You are not logged in. LOG IN NOW >

"Hypercivility"? Or the "War of All Against All"? Mark Pesce at Civic Hall 2/19

BY Micah L. Sifry | Monday, February 16 2015

"VMasks" by hawken king - http://www.flickr.com/photos/hawken/239234587/sizes/z/in/photostream/. Licensed under CC BY 2.0

This Thursday, Civic Hall is welcoming digital ethnographer Mark Pesce, in town briefly from his home base in Australia, to give a talk on "Hypercivility" and I want to give some background on why I am personally so excited to hear what he has to say. In a sentence, it's this: Pesce has been consistently ahead of the curve on how mass connectivity is changing politics and civic life, and I always learn something new when I hear him speak.

The first time Pesce spoke at Personal Democracy Forum was in 2008, a talk he titled "Hyperpolitics, American-Style." Recall that at that moment, we were at the high point of Internet-powered politics in America--Barack Obama's grassroots network had just overwhelmed Hillary Clinton's more conventional political machine and the online playing field was central to the shift. Many people were celebrating this development, but Pesce was thinking ahead, to how hyperpowered individuals, copying each other's innovations faster than ever before (hypermimesis), were creating a new "hyperpolitics" that many of us wouldn't recognize as democracy. In his talk, he warned that the coming world would be quite chaotic:

Fasten your seatbelts and prepare for a rapid descent into the Bellum omnia contra omnes, Thomas Hobbes’ “war of all against all.” A hyperconnected polity – whether composed of a hundred individuals or a hundred thousand – has resources at its disposal which exponentially amplify its capabilities. Hyperconnectivity begets hypermimesis begets hyperempowerment. After the arms race comes the war. Conserved across nearly four thousand generations, the social fabric will warp and convulse as various polities actualize their hyperempowerment in the cultural equivalent of nuclear exchanges. Eventually (one hopes, with hypermimesis, rather quickly) we will learn to contain these most explosive forces. We will learn that even though we can push the button, we’re far better off refraining.

A year later, Pesce returned to the PDF stage, building on those ideas with a keynote talk on "The Dangerous Power of Sharing (Power)." In that talk, Pesce described how Wikipedia's editors had just voted to block a series of IP addresses connected to the Church of Scientology from making edits to the crowd-sourced site.

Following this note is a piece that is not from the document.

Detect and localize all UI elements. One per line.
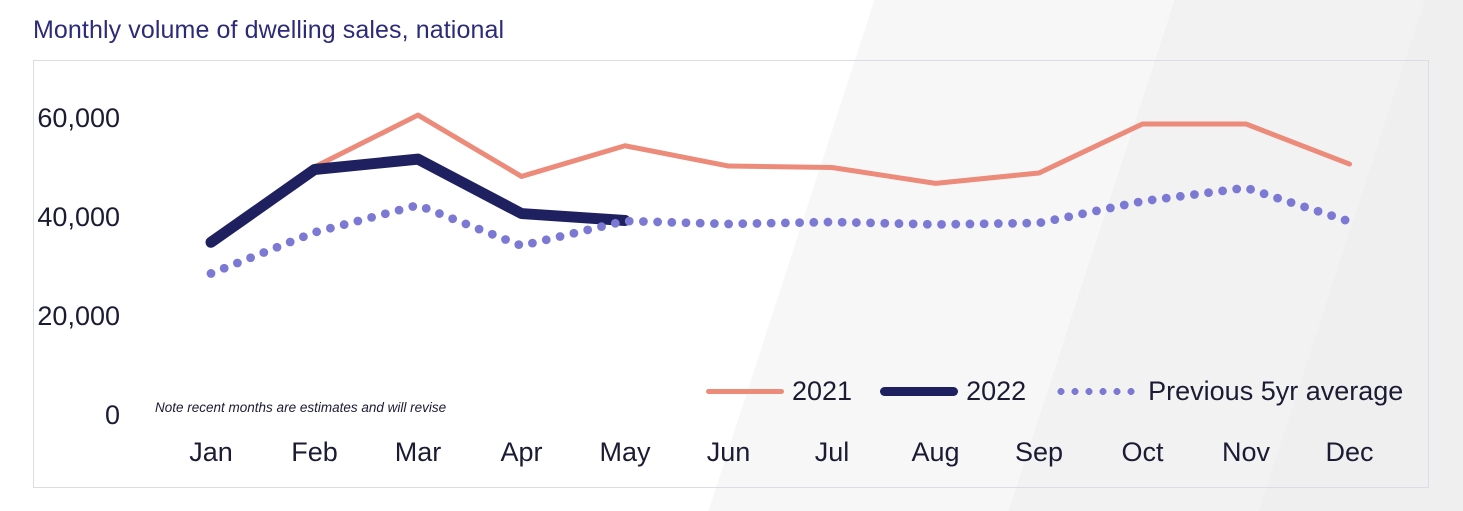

It wasn't clear, at that time, whether Wikipedia's actions to defend its process from the church's minions, who wanted to delete any public criticism from their institution's Wikipedia page, would stick. The clash, Pesce noted, was between a top-down hierarchy (Scientology) that defends itself with command-and-control methods like lawsuits, and Wikipedia's adhocracy, built on a social contract amongst its contributors and users.

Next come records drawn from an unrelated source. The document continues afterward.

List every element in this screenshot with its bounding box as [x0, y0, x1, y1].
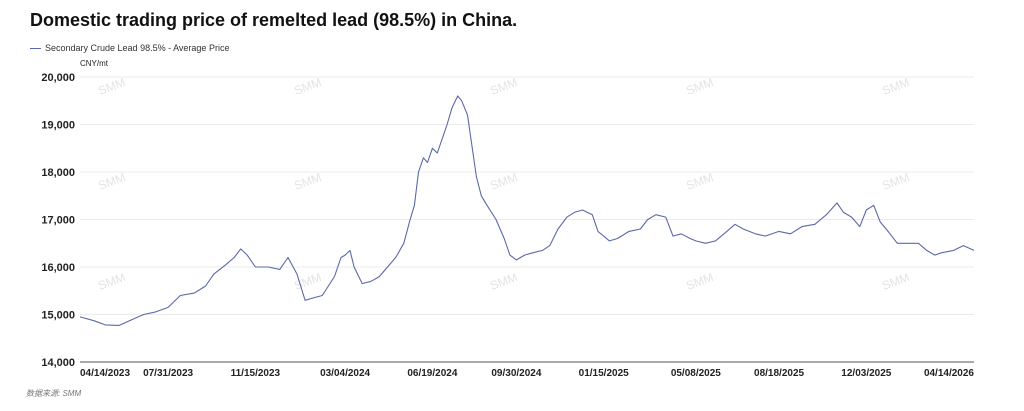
y-axis-unit: CNY/mt	[80, 59, 108, 68]
watermark-text: SMM	[684, 270, 715, 293]
x-tick-label: 06/19/2024	[407, 368, 457, 379]
watermark-text: SMM	[684, 75, 715, 98]
watermark-text: SMM	[880, 170, 911, 193]
watermark-text: SMM	[96, 75, 127, 98]
x-tick-label: 09/30/2024	[491, 368, 541, 379]
x-tick-label: 04/14/2023	[80, 368, 130, 379]
data-source: 数据来源: SMM	[26, 389, 82, 398]
y-tick-label: 17,000	[41, 215, 75, 227]
x-tick-label: 04/14/2026	[924, 368, 974, 379]
watermark-text: SMM	[488, 170, 519, 193]
x-tick-label: 05/08/2025	[671, 368, 721, 379]
y-tick-label: 15,000	[41, 310, 75, 322]
watermark-layer: SMM SMM SMM SMM SMM SMM SMM SMM SMM SMM SMM SMM SMM S…	[96, 75, 911, 293]
y-tick-label: 16,000	[41, 262, 75, 274]
watermark-text: SMM	[96, 270, 127, 293]
y-tick-label: 20,000	[41, 72, 75, 84]
y-tick-label: 14,000	[41, 357, 75, 369]
watermark-text: SMM	[880, 75, 911, 98]
y-tick-label: 18,000	[41, 167, 75, 179]
grid-lines	[80, 76, 974, 315]
chart-title: Domestic trading price of remelted lead …	[30, 10, 518, 30]
watermark-text: SMM	[292, 75, 323, 98]
x-tick-label: 11/15/2023	[231, 368, 281, 379]
x-tick-label: 08/18/2025	[754, 368, 804, 379]
x-tick-label: 12/03/2025	[841, 368, 891, 379]
x-tick-label: 01/15/2025	[579, 368, 629, 379]
x-tick-label: 07/31/2023	[143, 368, 193, 379]
watermark-text: SMM	[684, 170, 715, 193]
price-series-line[interactable]	[79, 95, 975, 326]
y-axis-ticks: 20,000 19,000 18,000 17,000 16,000 15,000 14,0…	[41, 72, 75, 369]
watermark-text: SMM	[96, 170, 127, 193]
y-tick-label: 19,000	[41, 120, 75, 132]
watermark-text: SMM	[488, 75, 519, 98]
x-tick-label: 03/04/2024	[320, 368, 370, 379]
x-axis-ticks: 04/14/2023 07/31/2023 11/15/2023 03/04/2024…	[80, 368, 974, 379]
legend-label: Secondary Crude Lead 98.5% - Average Pri…	[45, 43, 230, 53]
legend-swatch	[30, 47, 41, 49]
watermark-text: SMM	[880, 270, 911, 293]
chart-legend[interactable]: Secondary Crude Lead 98.5% - Average Pri…	[30, 43, 229, 53]
watermark-text: SMM	[292, 170, 323, 193]
watermark-text: SMM	[488, 270, 519, 293]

Pesce predicted that the 21st century would be marked by these kinds of mismatched conflicts, and offered some thoughts on how hierarchies like governments could work with well-intentioned adhocracies (such as investigation-minded bloggers). But then he warned the audience about other, newer actors like Anonymous, which was then well along in its fight with Scientology, and had also just begun a new front in solidarity with the people protesting the fraudulent votes of the 2009 Iran election. I'm pretty sure this is when many of us first heard of "Anonymous"--and even more, the first time we heard that some authorities might consider the group a font of "terrorism."

Well, we're now living in the midst of the war of all against all that Pesce foresaw, and it's not just Anonymous and other shadowy networks shooting at each other, but many of us in our daily postings online. As Slate's editors so ably documented with their "Year of Outrage" special edition at the end of 2014, every day is another Day of Outrage, as social actors and forces constantly clash, demanding our attention and whipsawing the culture.

Thus I think what Pesce is coming to talk about, the notion of "hypercivility," could be very timely. As he wrote to me, outlining what he plans to talk about:

Hyperconnected humanity is here: 51% of us own a cell phone. Connecting, sharing and learning from billions of others, our capacities regularly leap ahead of our empathy. Connectivity accelerates both mind and heart, opening the door onto the Age of Outrage.Do we accept this status quo, resigned to an endless War of All Against All? Or is there a space for detente, the Realpolitik of a hyperconnected civilisation? Can we inhabit this new planetary connectedness in ways that do not lead to Mutually Assured Destruction? With the number of Internet users set to double in the next five years, these questions can no longer be avoided.

This of course isn't just a conversation Pesce is sparking--many thoughtful people are wrestling with these questions (see Kyle Wagner on Gamergate, Michelle Goldberg on "Feminism's Toxic Twitter Wars," or Willow Brugh on the weaponization of social media, for example). We won't get this all answered in one sitting. But if you are someone who is concerned with these issues, come join us Thursday at Civic Hall for Mark Pesce's latest talk.